Some parts of the building I looked at myself, and of interest, include the Lithgow Theatre and spiral staircase. The Lithgow Theatre was once a fully functioning theatre, but has since been stripped out. It’s a nice old room and reminded more of a medieval banqueting room with its oak floor, fireplace and carving. It lay dark, empty and quiet when I explored it. The spiral staircase was one I was having some difficulty locating. I had been directed to go into the lobby area behind the MacLeod and cafe, somewhere I know fairly well, having volunteered at some community events in that part of the P.I. in the past. The lobby also has an exit leading out to the war memorial, which lies just in front of the graveyard. Hard as I tried looking round this exit, I couldn’t find the door to the spiral staircase. I was about to go back and ask for directions, when a door opened by itself….
Once I had returned to my skin and stopped swearing, I cautiously pulled the door open further, silently hoping that none of the resident ghosts wasn’t waiting behind it to give me an unforeseen exclusive interview. I didn’t see anyone ethereal, though that’s not to say they weren’t there! What I did find was the spiral staircase. You could of course say that this was Lady Pearce helping me, as I was there to look into her haunting. Then again, there was some work being carried out on the balcony directly above the door in preparation for the Christmas panto, and a fire escape opposite that was letting in a very strong draught, both of which coincidentally made the door jump in its frame just as I was about ask for more directions.

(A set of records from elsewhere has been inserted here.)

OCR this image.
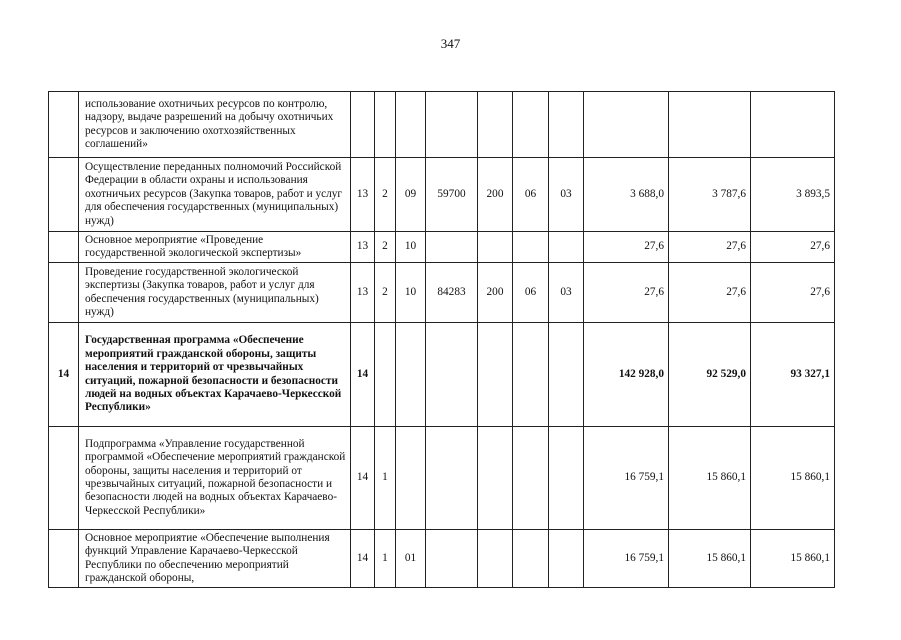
347
	использование охотничьих ресурсов по контролю, надзору, выдаче разрешений на добычу охотничьих ресурсов и заключению охотхозяйственных соглашений»										
	Осуществление переданных полномочий Российской Федерации в области охраны и использования охотничьих ресурсов (Закупка товаров, работ и услуг для обеспечения государственных (муниципальных) нужд)	13	2	09	59700	200	06	03	3 688,0	3 787,6	3 893,5
	Основное мероприятие «Проведение государственной экологической экспертизы»	13	2	10					27,6	27,6	27,6
	Проведение государственной экологической экспертизы (Закупка товаров, работ и услуг для обеспечения государственных (муниципальных) нужд)	13	2	10	84283	200	06	03	27,6	27,6	27,6
14	Государственная программа «Обеспечение мероприятий гражданской обороны, защиты населения и территорий от чрезвычайных ситуаций, пожарной безопасности и безопасности людей на водных объектах Карачаево-Черкесской Республики»	14							142 928,0	92 529,0	93 327,1
	Подпрограмма «Управление государственной программой «Обеспечение мероприятий гражданской обороны, защиты населения и территорий от чрезвычайных ситуаций, пожарной безопасности и безопасности людей на водных объектах Карачаево-Черкесской Республики»	14	1						16 759,1	15 860,1	15 860,1
	Основное мероприятие «Обеспечение выполнения функций Управление Карачаево-Черкесской Республики по обеспечению мероприятий гражданской обороны,	14	1	01					16 759,1	15 860,1	15 860,1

I went up the stairs and onto the balcony overlooking the MacLeod Hall; right on the spot where Lady Pearce likes to take in the Zumba class. I didn’t want to disturb the crew further out on the balcony, who were working away quite diligently. Unfortunately, owing to a fear of heights and claustrophobia, which I only get on enclosed stairwells, I didn’t make it all the way up to the top. Lady Pearce wasn’t quite so willing to help me out there. And trust me, I’m scared enough on narrow stairwells, that a ghost would be very welcome!

And there we have the ghosts of the Pearce Institute, Govan – one of Glasgow’s best-kept ghost stories, and indeed little known architectural treasures. An interesting aside is that during the construction of the P.I., which started in 1894, a well was uncovered in a path that then led to the churchyard. No one was sure what it was for, and local historian, T.M. Brotchie was soon on the case. He could find no contemporary memory of a well, apart from one very old man, who remembered his grandmother talking about a ‘guid well’ in the area. Presumably this was that well. Brotchie concluded that it had been a holy well back in the days when Govan Church was significant in the ancient Kingdom of Strathclyde. Whatever the case, and whether or not the well still lies beneath, the Pearce Institute, a ‘guid place’, now occupies the site.